Atravesé el océano en segundos.
Entré apresurado a la casa, saludando a todos, ya que estaban despiertos a esta hora.
Vi a Edward pasar a mi lado con prisa porque llegaba tarde al trabajo. Me pidió que, si sus hermanos salían a algún lugar, yo estaría a cargo de Bri, pero que no se lo dijera a nadie.
No sabía qué me emocionaba más: si la responsabilidad de cuidar lo más importante para él o el hecho de estar a cargo de Bri… estar todo el día a su lado, como en los viejos tiempos, antes de que todo cambiara y ella se distanciara por sus deberes como princesa.
Edward salió apresurado de la casa.
Emmet, sin notar su ausencia, preparaba el desayuno de su hermano. Me dio pena decirle que ya se había ido; no saben la cara que puso.
Emmet terminó dándome el desayuno de Edward. Yo estaba en la cocina cuando escuché su voz.
Era Bri.
Entró saludando a los hermanos de Edward.
Me levanté para saludarla, pero me detuve.
Recordé que solo provoco frío… y no quería causarle eso a ella.
Me di la vuelta para regresar a la cocina, pero sentí que me abrazaban por la espalda.
¡Era Bri!
Cuando miré su rostro, me mostró la sonrisa más hermosa que había visto. Sentí que me sonrojaba, pero lo disimulé rápido.
No quiero que piense otra cosa.
Solo correspondí el abrazo.
Y ella subió a su cuarto.
Narra Briatny
¡Pero qué frío está Jack! Tendré que acostumbrarme, porque no quiero dejar de saludar a uno de mis mejores amigos con un fuerte abrazo.
Entré a mi cuarto y me di una ducha. Luego me cambié de ropa: usé un vestido de lana, suave al tacto. Pronto tendría que cambiarme otra vez, ya que debíamos entrenar.
Me senté en mi escritorio, entre la pared y la cama, junto a la ventana. Encendí la laptop y revisé mis redes sociales.

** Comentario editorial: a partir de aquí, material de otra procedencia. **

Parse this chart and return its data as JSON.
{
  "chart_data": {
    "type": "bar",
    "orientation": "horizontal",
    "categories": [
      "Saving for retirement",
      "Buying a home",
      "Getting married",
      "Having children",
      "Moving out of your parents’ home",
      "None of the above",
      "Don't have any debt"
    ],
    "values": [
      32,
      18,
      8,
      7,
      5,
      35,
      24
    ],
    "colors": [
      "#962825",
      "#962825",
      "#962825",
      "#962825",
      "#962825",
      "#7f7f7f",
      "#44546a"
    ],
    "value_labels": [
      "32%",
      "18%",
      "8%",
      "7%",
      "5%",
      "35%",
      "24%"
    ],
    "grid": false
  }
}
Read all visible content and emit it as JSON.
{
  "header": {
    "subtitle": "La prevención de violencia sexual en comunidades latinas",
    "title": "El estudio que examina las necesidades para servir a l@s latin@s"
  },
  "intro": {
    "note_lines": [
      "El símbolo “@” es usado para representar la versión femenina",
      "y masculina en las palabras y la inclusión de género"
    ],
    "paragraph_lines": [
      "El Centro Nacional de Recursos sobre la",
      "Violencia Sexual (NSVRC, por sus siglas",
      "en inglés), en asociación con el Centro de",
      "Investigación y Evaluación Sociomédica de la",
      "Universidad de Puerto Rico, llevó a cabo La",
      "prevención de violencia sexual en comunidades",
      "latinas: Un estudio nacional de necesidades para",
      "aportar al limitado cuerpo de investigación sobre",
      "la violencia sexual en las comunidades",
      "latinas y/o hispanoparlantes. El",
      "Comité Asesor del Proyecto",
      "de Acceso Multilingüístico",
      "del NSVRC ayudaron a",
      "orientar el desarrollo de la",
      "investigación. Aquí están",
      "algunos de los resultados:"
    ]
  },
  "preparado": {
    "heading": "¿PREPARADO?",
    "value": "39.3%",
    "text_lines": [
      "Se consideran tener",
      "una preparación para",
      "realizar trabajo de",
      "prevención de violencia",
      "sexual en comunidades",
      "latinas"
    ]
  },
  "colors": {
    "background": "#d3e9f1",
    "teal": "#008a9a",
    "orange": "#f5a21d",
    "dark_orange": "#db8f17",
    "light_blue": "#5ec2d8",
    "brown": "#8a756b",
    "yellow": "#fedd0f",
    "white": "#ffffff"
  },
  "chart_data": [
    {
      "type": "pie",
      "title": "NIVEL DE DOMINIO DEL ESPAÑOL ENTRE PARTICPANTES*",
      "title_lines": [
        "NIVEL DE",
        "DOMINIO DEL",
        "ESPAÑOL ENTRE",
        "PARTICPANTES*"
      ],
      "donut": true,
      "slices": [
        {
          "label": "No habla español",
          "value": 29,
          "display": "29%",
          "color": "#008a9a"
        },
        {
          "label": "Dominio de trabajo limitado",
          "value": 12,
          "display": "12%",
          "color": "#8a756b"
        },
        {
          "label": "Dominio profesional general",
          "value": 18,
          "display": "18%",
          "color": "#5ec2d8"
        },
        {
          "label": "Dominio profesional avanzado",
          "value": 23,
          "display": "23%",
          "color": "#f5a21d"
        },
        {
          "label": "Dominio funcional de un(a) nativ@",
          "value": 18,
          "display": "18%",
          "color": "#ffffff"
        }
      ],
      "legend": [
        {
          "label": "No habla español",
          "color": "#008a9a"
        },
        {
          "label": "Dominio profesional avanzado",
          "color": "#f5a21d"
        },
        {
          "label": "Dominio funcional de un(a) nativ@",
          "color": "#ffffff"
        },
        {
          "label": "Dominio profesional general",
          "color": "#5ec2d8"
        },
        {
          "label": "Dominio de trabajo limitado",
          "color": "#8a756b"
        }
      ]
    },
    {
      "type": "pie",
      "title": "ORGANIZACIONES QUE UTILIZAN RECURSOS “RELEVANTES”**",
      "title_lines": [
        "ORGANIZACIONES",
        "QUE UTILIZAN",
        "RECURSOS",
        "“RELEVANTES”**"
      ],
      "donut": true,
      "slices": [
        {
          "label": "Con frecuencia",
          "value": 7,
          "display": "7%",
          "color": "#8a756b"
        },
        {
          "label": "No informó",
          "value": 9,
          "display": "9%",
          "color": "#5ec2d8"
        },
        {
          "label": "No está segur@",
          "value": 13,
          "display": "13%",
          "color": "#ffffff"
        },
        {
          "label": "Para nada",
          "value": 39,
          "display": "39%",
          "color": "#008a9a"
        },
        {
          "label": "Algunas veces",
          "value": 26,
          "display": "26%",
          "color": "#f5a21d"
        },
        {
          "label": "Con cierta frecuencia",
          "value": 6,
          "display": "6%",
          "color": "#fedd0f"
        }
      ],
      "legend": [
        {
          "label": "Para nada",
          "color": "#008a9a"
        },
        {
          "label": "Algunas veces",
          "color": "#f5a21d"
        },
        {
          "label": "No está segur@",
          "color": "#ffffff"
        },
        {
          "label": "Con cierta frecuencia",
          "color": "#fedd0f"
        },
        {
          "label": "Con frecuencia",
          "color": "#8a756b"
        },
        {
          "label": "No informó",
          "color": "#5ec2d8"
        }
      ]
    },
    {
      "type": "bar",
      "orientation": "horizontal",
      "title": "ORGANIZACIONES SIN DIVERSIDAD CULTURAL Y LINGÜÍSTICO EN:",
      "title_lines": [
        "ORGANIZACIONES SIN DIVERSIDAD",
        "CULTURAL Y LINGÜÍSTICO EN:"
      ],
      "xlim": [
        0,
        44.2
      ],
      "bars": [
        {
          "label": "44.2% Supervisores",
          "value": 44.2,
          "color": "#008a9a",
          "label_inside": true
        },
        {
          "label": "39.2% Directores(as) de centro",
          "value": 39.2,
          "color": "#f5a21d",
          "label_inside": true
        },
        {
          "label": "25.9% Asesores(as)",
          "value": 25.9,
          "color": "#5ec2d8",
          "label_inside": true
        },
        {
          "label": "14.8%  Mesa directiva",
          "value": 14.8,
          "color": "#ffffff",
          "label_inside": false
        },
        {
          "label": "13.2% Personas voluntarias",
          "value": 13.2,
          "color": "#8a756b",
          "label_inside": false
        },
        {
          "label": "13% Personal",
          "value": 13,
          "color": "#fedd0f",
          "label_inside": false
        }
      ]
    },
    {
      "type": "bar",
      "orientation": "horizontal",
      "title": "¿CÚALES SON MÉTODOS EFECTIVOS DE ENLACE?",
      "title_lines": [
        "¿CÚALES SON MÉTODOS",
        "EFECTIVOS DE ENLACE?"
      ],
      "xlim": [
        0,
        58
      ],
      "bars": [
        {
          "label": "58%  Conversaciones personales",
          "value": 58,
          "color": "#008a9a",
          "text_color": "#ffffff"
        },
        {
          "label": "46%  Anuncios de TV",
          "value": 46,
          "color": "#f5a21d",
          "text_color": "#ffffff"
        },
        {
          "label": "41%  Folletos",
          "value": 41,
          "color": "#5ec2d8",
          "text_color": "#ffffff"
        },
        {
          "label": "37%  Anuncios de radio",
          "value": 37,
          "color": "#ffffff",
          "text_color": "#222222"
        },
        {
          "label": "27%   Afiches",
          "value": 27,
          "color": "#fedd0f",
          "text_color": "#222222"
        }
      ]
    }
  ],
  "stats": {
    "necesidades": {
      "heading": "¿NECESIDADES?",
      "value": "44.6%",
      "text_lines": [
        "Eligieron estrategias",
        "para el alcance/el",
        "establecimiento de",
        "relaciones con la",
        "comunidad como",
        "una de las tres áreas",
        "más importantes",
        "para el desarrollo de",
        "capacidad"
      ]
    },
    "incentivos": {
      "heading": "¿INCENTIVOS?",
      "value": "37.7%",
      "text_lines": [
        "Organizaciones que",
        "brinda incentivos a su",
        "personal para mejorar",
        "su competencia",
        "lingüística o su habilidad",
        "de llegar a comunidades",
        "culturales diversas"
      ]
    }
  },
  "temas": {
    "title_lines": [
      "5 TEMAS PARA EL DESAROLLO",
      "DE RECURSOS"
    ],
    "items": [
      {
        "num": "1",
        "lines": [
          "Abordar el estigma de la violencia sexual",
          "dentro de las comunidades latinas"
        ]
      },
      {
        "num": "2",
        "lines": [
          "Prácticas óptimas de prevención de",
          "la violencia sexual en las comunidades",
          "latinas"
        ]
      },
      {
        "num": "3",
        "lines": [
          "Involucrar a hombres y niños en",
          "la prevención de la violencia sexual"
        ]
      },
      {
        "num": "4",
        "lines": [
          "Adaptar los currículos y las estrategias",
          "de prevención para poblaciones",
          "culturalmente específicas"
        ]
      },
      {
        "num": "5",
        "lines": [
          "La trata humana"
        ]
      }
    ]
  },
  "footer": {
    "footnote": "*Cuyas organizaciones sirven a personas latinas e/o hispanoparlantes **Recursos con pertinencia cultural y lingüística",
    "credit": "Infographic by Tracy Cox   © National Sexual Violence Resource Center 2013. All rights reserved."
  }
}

Y vi que me habían etiquetado en un video. Lo abrí y…
¡Oh, por Dios!
Era un video sobre nosotros, los guardianes, con una canción de fondo muy bonita. Me dio ternura y agradecí a quien lo hizo. Al comentar, la gente empezó a reaccionar exageradamente solo porque comenté el video.
¿En serio? ¿Tan famosa soy?
Cabe aclarar que las redes sociales de Nunca Jamás no existen en la dimensión Tierra, por lo que la información solo circula dentro de cada dimensión.
Decidí jugar Minecraft, uno de mis juegos favoritos.
Después de unas horas, bajé a la sala. Los chicos estaban hablando entre ellos. Por un momento pensé que era sobre el entrenamiento, pero no vi a Cristian.